Together with my father, I've decided to digitalize our family's photo collection. And with photo collection, I mean real physical photos in a big 80 pages album.
We went the boring way of scanning each album page with a flatbed scanner and then cutting out each individual photo from the scanned page (each page contained on average 4 photos).

There were 8 albums each with roughly 50 to 80 pages. This resulted in a lot images and as lazy as I am, I didn't want to crop each photo manually. I've built a little PHP command which uses ImageMagick to do the heavy lifting of detecting photos in a scanned image, crop the photo and save it in a separate file.

Sidenote: I've started the project in June 2016 and since then, Google has released an app called PhotoScan which does similar stuff as I've described here. I've tested the app with multiple images but the quality of the final photo didn't reach the quality as my "manual" workflow. Besides I had to digitalize like 1000 photos. This would be a tedious job if you have to hold your phone for multiple seconds on the same picture and wait for the app to generate the final picture.

Scan and Cut

My father scanned each individual album page with his flatbed scanner with maxed out DPI settings and send the files to me. At the end, I had hundreds of files ready to be analyzed by my script.

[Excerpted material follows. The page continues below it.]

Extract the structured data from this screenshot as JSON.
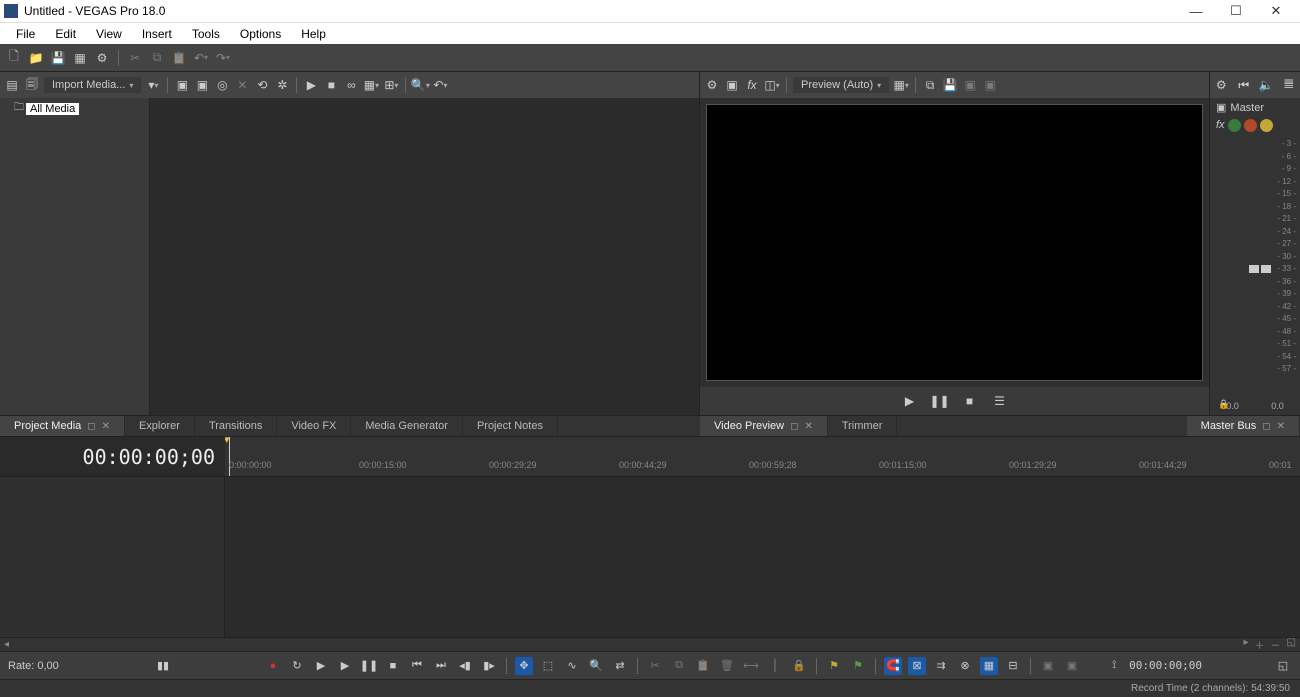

A handful of scanned album pages. These are the source files which are being processed in the next step.

As a programmer, I obviously didn't want to open each image, copy and paste each photo onto a new canvas and store it into a given folder structure. So I researched a bit and found the perfect solution to my problem: ImageMagick Multicrop. As the name suggests it's a script which relies on ImageMagick and does a wonderful job at recognizing shapes (photos) in a bigger photo, crops them and stores them separately.

I've developed a small wrapper around the script so I can pass an entire folder to the script and let it run for an hour or two and let it to its magic ✨. I've published my wrapper on Github and on Packagist.

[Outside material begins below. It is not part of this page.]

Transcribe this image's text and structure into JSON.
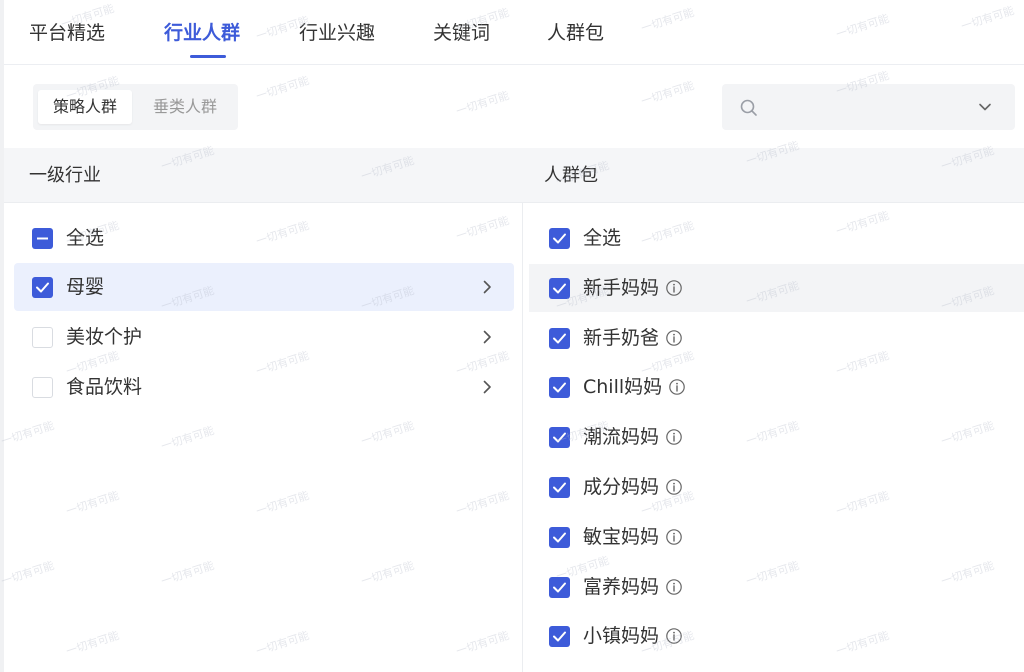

After the script has run through all the scanned pages, I've manually reviewed each scan and the cropped photos. I kept track of each image in a simple Excel Sheet and manually cropped some images which didn't look right.

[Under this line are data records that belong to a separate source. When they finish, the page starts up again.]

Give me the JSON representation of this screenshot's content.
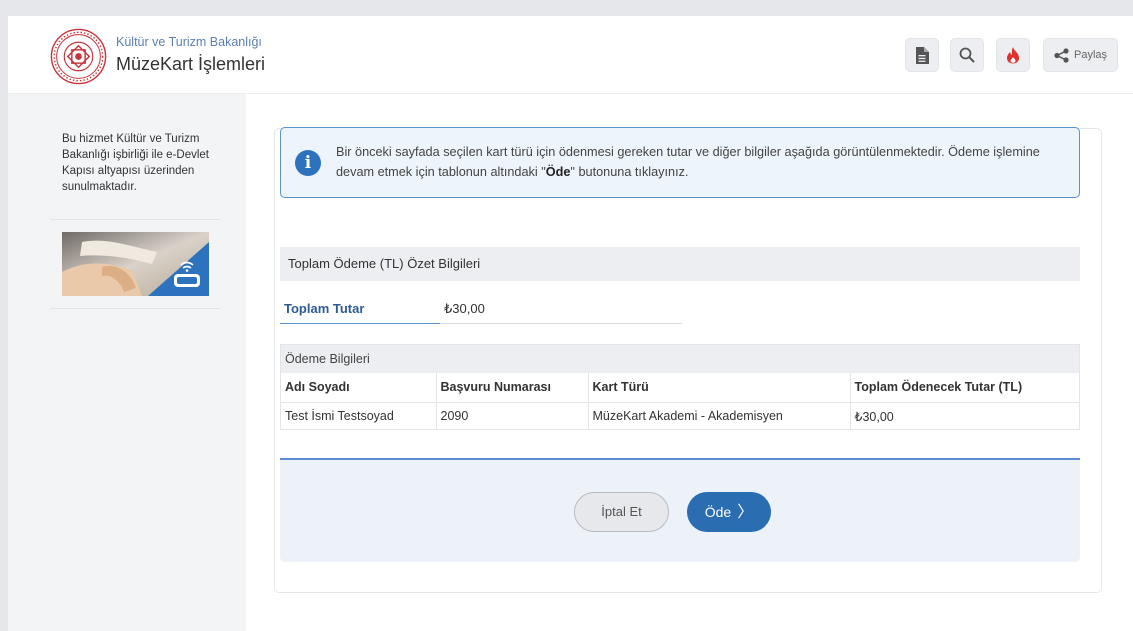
{
  "header": {
    "ministry": "Kültür ve Turizm Bakanlığı",
    "service_title": "MüzeKart İşlemleri",
    "tools": [
      {
        "icon": "document-icon"
      },
      {
        "icon": "search-icon"
      },
      {
        "icon": "fire-icon",
        "color": "#e0312f"
      },
      {
        "icon": "share-icon",
        "label": "Paylaş"
      }
    ]
  },
  "sidebar": {
    "description": "Bu hizmet Kültür ve Turizm Bakanlığı işbirliği ile e-Devlet Kapısı altyapısı üzerinden sunulmaktadır."
  },
  "info": {
    "text_before": "Bir önceki sayfada seçilen kart türü için ödenmesi gereken tutar ve diğer bilgiler aşağıda görüntülenmektedir. Ödeme işlemine devam etmek için tablonun altındaki \"",
    "highlight": "Öde",
    "text_after": "\" butonuna tıklayınız."
  },
  "summary": {
    "heading": "Toplam Ödeme (TL) Özet Bilgileri",
    "total_label": "Toplam Tutar",
    "total_value": "₺30,00"
  },
  "payment": {
    "title": "Ödeme Bilgileri",
    "headers": [
      "Adı Soyadı",
      "Başvuru Numarası",
      "Kart Türü",
      "Toplam Ödenecek Tutar (TL)"
    ],
    "rows": [
      [
        "Test İsmi Testsoyad",
        "2090",
        "MüzeKart Akademi - Akademisyen",
        "₺30,00"
      ]
    ]
  },
  "actions": {
    "cancel_label": "İptal Et",
    "pay_label": "Öde",
    "pay_chevron": "〉"
  },
  "colors": {
    "accent": "#2b6db1",
    "info_border": "#5b93cf",
    "fire": "#e0312f"
  }
}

In the end, I had to manually crop and adjust only 100 out of 1700 images. Not bad right?

This is the output of the `multi-photo-crop` command. Each photo has been cut out and saved in a separate file.

However, it was quite a time-intensive task. As I mentioned in the beginning, I pitched this idea to my father in August 2016 and it took until July 2017 until I've finished the last batch of photos and sent him a copy of the images back.
Even though I've worked on this project many evenings I didn't feel that those hours were wasted. I thoroughly enjoyed going through those old images.